[ECE Department] Professor Jaehyouk Choi’s Research Group published 3 papers to the 2025 ISSCC
From left: Professor Jaehyouk Choi, Department of Electrical and Computer Engineering, Seoul National University; doctoral candidates Jeongbeom Seo, Jaeho Kim, and Moonjae Chae
Three papers from the Integrated Circuits and Systems Lab (ICSL) led by Professor Jaehyouk Choi, by the research team consisting of Jeongbeom Seo, Yunseo Cho, and Yoohwan Shin, the research team consisting of Jaeho Kim, Myungho Han, and Jooeun Bang, and the reseach team consisting of Moonjae Chae, Sehyun Jang, Chanwoong Hwang, and Hangi Park, have been accepte at the upcoming ISSCC in February 2025.
Since its establishment in 1954, the ISSCC, held annually in February in San Francisco, has maintained its status as the largest and most prestigious global conference in the field of integrated circuit design, and is often called the “Olympics of semiconductor design.” Each year, over 4,000 semiconductor design researchers from leading industries, universities, and research institutions worldwide attend the conference, presenting their latest advancements and discussing the future of the semiconductor industry.
The three accepted papers from Professor Choi’s team present groundbreaking solutions to technical challenges in next-generation HBM interfaces and in ultra-high-speed wired and wireless communications through innovative circuit design concepts.
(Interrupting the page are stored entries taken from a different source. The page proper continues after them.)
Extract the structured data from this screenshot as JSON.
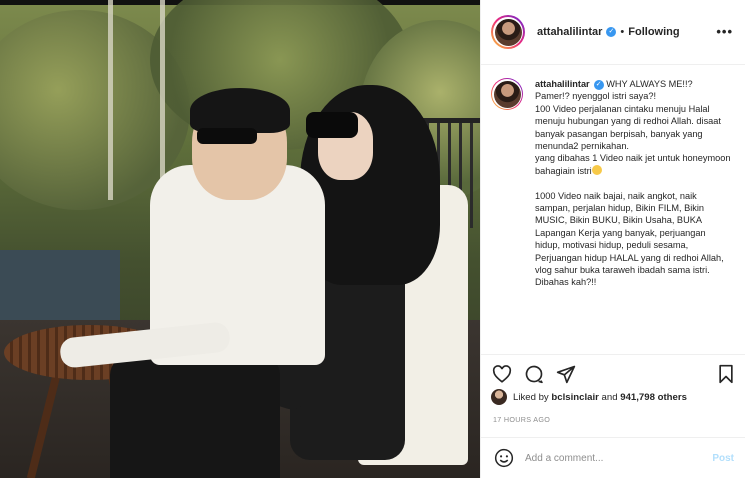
{
  "post": {
    "username": "attahalilintar",
    "follow_label": "Following",
    "dot": "•",
    "more": "•••"
  },
  "caption": {
    "username": "attahalilintar",
    "lines": [
      "WHY ALWAYS ME!!?",
      "Pamer!? nyenggol istri saya?!",
      "100 Video perjalanan cintaku menuju Halal menuju hubungan yang di redhoi Allah. disaat banyak pasangan berpisah, banyak yang menunda2 pernikahan.",
      "yang dibahas 1 Video naik jet untuk honeymoon bahagiain istri"
    ],
    "paragraph2": "1000 Video naik bajai, naik angkot, naik sampan, perjalan hidup, Bikin FILM, Bikin MUSIC, Bikin BUKU, Bikin Usaha, BUKA Lapangan Kerja yang banyak, perjuangan hidup, motivasi hidup, peduli sesama, Perjuangan hidup HALAL yang di redhoi Allah, vlog sahur buka taraweh ibadah sama istri. Dibahas kah?!!"
  },
  "likes": {
    "prefix": "Liked by",
    "user": "bclsinclair",
    "connector": "and",
    "count": "941,798 others"
  },
  "timestamp": "17 HOURS AGO",
  "comment_box": {
    "placeholder": "Add a comment...",
    "post_label": "Post"
  },
  "colors": {
    "verified": "#3897f0",
    "post_button": "#b2dffc",
    "muted": "#8e8e8e"
  },
  "icons": {
    "like": "heart-icon",
    "comment": "comment-icon",
    "share": "send-icon",
    "save": "bookmark-icon",
    "emoji": "smiley-icon",
    "verified": "verified-badge-icon"
  }
}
The details are as follows:
Accepted Paper 1. [Memory] A new clock distribution circuit design technology for next-generation HBM that drastically reduces power consumption of clock distribution to below one-tenth of previous levels while enhancing signal integrity.
Accepted Paper 2. [Digital Circuits] A novel low-voltage regulator design technology that stabilizes supply voltage at unprecedented speeds to mitigate degradation due to clock jitter caused by sudden supply voltage changes in next-generation HBM.
Accepted Paper 3. [RF] An ultra-low-noise fractional frequency synthesizer designed for high-speed wired and wireless communication, which effectively addresses PLL performance degradation issues caused by quantization noise in digital PLLs.